Question

Find the value of X,Y if the distances of the point (X,Y) from (-3,0) as well as from (3,0) are 4.

Answer 1

Answer:-

Given:

Distance between (x , y) and ( - 3 , 0) = 4 units.

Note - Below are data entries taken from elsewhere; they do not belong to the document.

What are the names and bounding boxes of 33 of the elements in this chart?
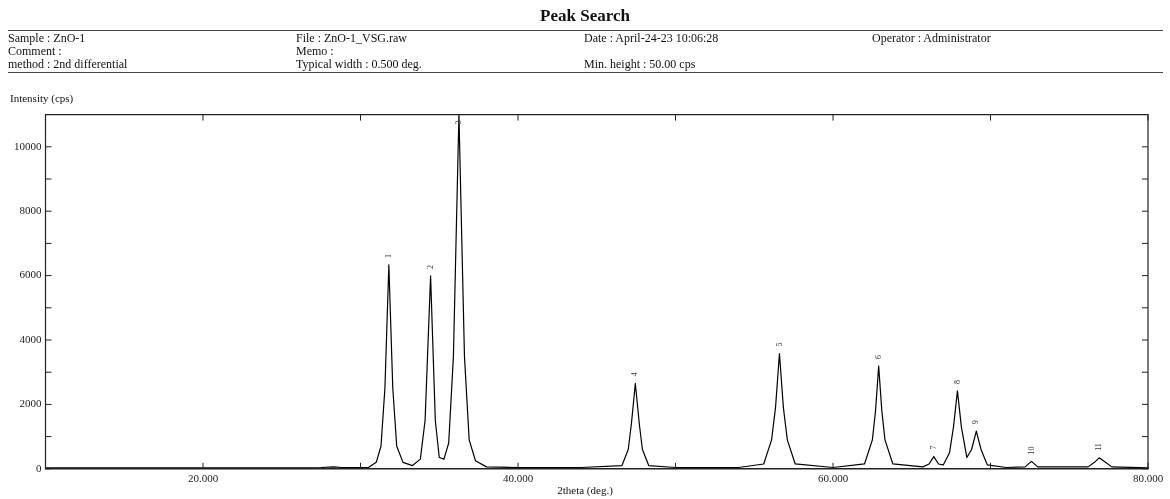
annotation: 6: [873, 355, 883, 360]
x-tick-label: 80.000: [1132, 472, 1164, 485]
text: Comment :: [8, 44, 63, 58]
y-tick-label: 0: [36, 461, 42, 474]
y-tick-label: 6000: [19, 268, 42, 281]
annotation: 8: [952, 379, 962, 384]
annotation: 7: [928, 445, 938, 450]
y-tick-label: 2000: [19, 397, 42, 410]
text: Typical width : 0.500 deg.: [296, 57, 423, 71]
annotation: 1: [383, 253, 393, 258]
y-tick-label: 8000: [19, 204, 42, 217]
text: method : 2nd differential: [8, 57, 129, 71]
annotation: 5: [774, 342, 784, 347]
x-tick-label: 60.000: [817, 472, 849, 485]
text: File : ZnO-1_VSG.raw: [296, 31, 408, 45]
y-axis-title: Intensity (cps): [10, 92, 74, 104]
text: Date : April-24-23 10:06:28: [584, 31, 720, 45]
text: Sample : ZnO-1: [8, 31, 87, 45]
text: Operator : Administrator: [872, 31, 992, 45]
text: Memo :: [296, 44, 335, 58]
annotation: 11: [1094, 443, 1104, 451]
x-tick-label: 20.000: [187, 472, 219, 485]
x-tick-label: 40.000: [502, 472, 534, 485]
annotation: 10: [1026, 446, 1036, 455]
chart-title: Peak Search: [539, 6, 631, 26]
y-tick-label: 4000: [19, 332, 42, 345]
annotation: 4: [630, 372, 640, 377]
annotation: 3: [454, 120, 464, 125]
x-axis-title: 2theta (deg.): [556, 484, 614, 496]
annotation: 2: [425, 264, 435, 269]
annotation: 9: [971, 420, 981, 425]
text: Min. height : 50.00 cps: [584, 57, 697, 71]
y-tick-label: 10000: [14, 139, 42, 152]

Distance between (x , y) and (3 , 0) = 4 units.

We know that ,

$\sf{Distance \: between\: two\: points \:}= \sf{\sqrt{(x_2 - x_1)^2 + (y_2 - y_1)^2}}$

$→\sf{\sqrt{(-3-x)^2 + (0 - y)^2}=4}\\\\→\sf{(-3-x)^2+y^2=16}\\\\→\sf{9 + x^2-6x+y^2=16}\\\\→\sf{y^2=16 -9- x^2 +6x}\\\\→\sf{y^2=7 - x^2 + 6x\:-\: equation\:(1)}$

Similarly,

$\sf{ \sqrt{( { 3 - x })^{2} + {(0 - y)}^{2} } = 4} \\ \\ → \sf{ {(3 - x)}^{2} + {y}^{2} = 16}$

Substitute "(y²)" value here.

$→ \sf{9 + {x}^{2} - 18x + 7 - {x}^{2} + 6x = 16 }\\ \\ →\sf{ 16 - 12x = 16} \\ \\ → \sf{ - 12x = 0} \\ \\ →\sf{x = 0}$

Substitute "x" value in equation (1)

$→\sf{ {y}^{2} = 7 - {(0)}^{2} + 6(0)} \\ \\ →\sf{y = 7}$

Hence, the Values of x and y are (0 , 7).